Hastaneden kaçıp Hilton Oteli’ne yerleşti. Zengin bir müşteri gibi davranıyordu. Günlerce otelde kaldıktan sonra gerçek ortaya çıktı, otelden atıldı.
21 EYLÜL 1969
Bundan sonra anlatacağım vukuatlarının arasında hep hastaneye yatırılıyordu... Ama sonrasında ya hastaneden kaçıyor ya da “Düzeldi” denilip taburcu ediliyordu.
Hilton’un ardından 1965’te otobüsle Edirne’ye gitti. Trene binip Yunanistan’a geçti.
Yunan topraklarındayken trenden atlayıp iltica etmeye çalıştı. Yolcular güç bela engelledi, polis yakalayıp, Türkiye’ye iade etti.
BABASI ÇARESİZDİ
23 Temmuz 1968’de bu kez turist olarak Rusya’ya gitti. Moskova’da otelde kavga çıkarınca tekrar Türkiye’ye iade edildi.
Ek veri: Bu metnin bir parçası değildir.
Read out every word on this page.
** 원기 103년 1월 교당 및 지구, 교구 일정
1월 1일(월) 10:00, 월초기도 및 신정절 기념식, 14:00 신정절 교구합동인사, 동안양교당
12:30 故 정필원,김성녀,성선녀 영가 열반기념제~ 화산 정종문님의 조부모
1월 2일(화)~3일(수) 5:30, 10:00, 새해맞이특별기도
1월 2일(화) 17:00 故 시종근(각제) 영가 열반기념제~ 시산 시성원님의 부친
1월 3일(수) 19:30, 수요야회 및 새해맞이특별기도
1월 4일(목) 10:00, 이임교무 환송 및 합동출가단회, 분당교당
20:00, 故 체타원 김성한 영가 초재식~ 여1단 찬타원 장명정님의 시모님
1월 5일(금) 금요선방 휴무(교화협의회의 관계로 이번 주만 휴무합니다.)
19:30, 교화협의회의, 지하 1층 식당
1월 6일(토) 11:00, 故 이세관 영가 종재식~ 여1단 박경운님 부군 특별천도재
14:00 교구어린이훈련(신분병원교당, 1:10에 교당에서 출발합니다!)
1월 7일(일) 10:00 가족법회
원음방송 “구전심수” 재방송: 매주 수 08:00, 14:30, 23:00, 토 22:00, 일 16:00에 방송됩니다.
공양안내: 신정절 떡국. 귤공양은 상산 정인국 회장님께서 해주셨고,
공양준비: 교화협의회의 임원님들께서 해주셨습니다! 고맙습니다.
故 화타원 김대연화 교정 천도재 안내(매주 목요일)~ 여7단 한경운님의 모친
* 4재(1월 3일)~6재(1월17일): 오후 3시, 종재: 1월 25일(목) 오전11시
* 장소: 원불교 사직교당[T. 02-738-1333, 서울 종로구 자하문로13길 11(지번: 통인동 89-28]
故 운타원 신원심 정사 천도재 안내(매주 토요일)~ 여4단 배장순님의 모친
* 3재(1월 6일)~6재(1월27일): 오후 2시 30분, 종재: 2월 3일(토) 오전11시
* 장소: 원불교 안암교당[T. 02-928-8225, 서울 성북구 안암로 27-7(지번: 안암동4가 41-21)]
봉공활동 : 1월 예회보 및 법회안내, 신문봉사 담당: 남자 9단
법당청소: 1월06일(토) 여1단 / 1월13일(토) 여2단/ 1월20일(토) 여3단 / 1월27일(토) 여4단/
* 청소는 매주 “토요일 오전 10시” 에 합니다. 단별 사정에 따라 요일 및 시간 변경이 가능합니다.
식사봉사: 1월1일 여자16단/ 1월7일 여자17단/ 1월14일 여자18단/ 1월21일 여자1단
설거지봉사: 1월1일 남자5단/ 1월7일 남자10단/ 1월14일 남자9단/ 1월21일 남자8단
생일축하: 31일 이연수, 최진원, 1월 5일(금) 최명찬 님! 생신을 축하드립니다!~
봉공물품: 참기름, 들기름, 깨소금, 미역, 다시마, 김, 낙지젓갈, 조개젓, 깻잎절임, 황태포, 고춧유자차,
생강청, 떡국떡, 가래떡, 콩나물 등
Babası Kemal Toker, emekli Emniyet Amiri’ydi. Oğlunun yaptıkları karşısında çaresizdi.
Yazının başında anlattığım uçak kaçırma olayının ardından Sadi Toker, bu kez Bulgaristan’dan Türkiye’ye iade edildi.
Oyuncak bir tabancayla uçak kaçırabildiği için günlerce manşetlerden inmedi.
Türkiye’ye getirildiğinde İstanbul Emniyet Müdürü Muzaffer Çağlar’ın odasında gazetecilerin karşısına çıkarıldı.
Yeni hedefinin “gemi kaçırmak” olduğunu söylüyordu. Silahı Karaköy Geçidi’nin altındaki oyuncakçıdan üç kuruş paraya almıştı.
O yıllarda çizgi romanlarda silah sesi “Grav grav” diye yazılırdı.
Gazetecilerin önünde bu oyuncak silahı eline alıp Emniyet Müdürü Çağlar’a doğrulttu ve “Grav, grav” diyerek ateş eder gibi yapıp kahkahayı bastı.
Ardından da Bakırköy Ruh ve Sinir Hastalıkları Hastanesi’nin yolunu tuttu.
HUMEYNİ’DEN KAÇIP İLTİCA EDEN AT
SINIR kaçakçılığı, tarihin en eski mesleklerinden biridir. Sayısız edebi esere, filmlere konu olmuştur.
Ve sınırdan birçok ürün kaçırılmıştır.
Ama bunların arasında “bir şampiyon at” yoktur. 1982 yılına kadar...
Hikâye İran’daki İslam Devrimi döneminde başlıyor... Humeyni’nin, Şah Rıza Pehlevi’nin devrilmesinin ardından yönetimi ele geçirdiği yıllarda...
Şah yanlısı İranlı bir pilotun çok sevdiği bir atı vardı. Pilotla birlikte atı da hedefteydi. Pilot idam mangasından kurtulur kurtulmaz “Engel atlama şampiyonu” olan 3 milyon liralık atını ülkeden çıkarmayı kafasına koydu.
14 EKİM 1982
Güvendiği seyisini görevlendirdi. Şampiyon atı alan seyis, uzun ve maceralı bir yolculuğun ardından, dağları aşıp Kars-Ağrı bölgesinden İran-Türkiye sınırına ulaştı. Sınırı geçer geçmez de Türk muhafızlarına yakalandı.
Seyis gözaltına alındı. Bakım masraflarının karşılanması için de at satışa çıkarıldı. Bir köylü 300 bin lira ödeyerek satın aldı atı.
İranlı seyis bir aylık gözaltı süresi bitince Ankara’nın yolunu tuttu.
Şah Rıza Pehlevi’ye yakın Albay İltizami de devrimden kaçıp Türkiye’ye sığınmıştı. Seyis, İltizami’yi buldu, durumu anlattı. Albay ve seyis, hemen Kağızman’a gitti. Yarım milyon lira ödeyip şampiyonu köylüden satın aldılar.
Ankara’da Altıspor Kulübü’ne getirilen şampiyon, kulübün gözdesi oldu.
Ülkesinden kaçıp bir başka ülkeye iltica eden ilk at belki de oydu.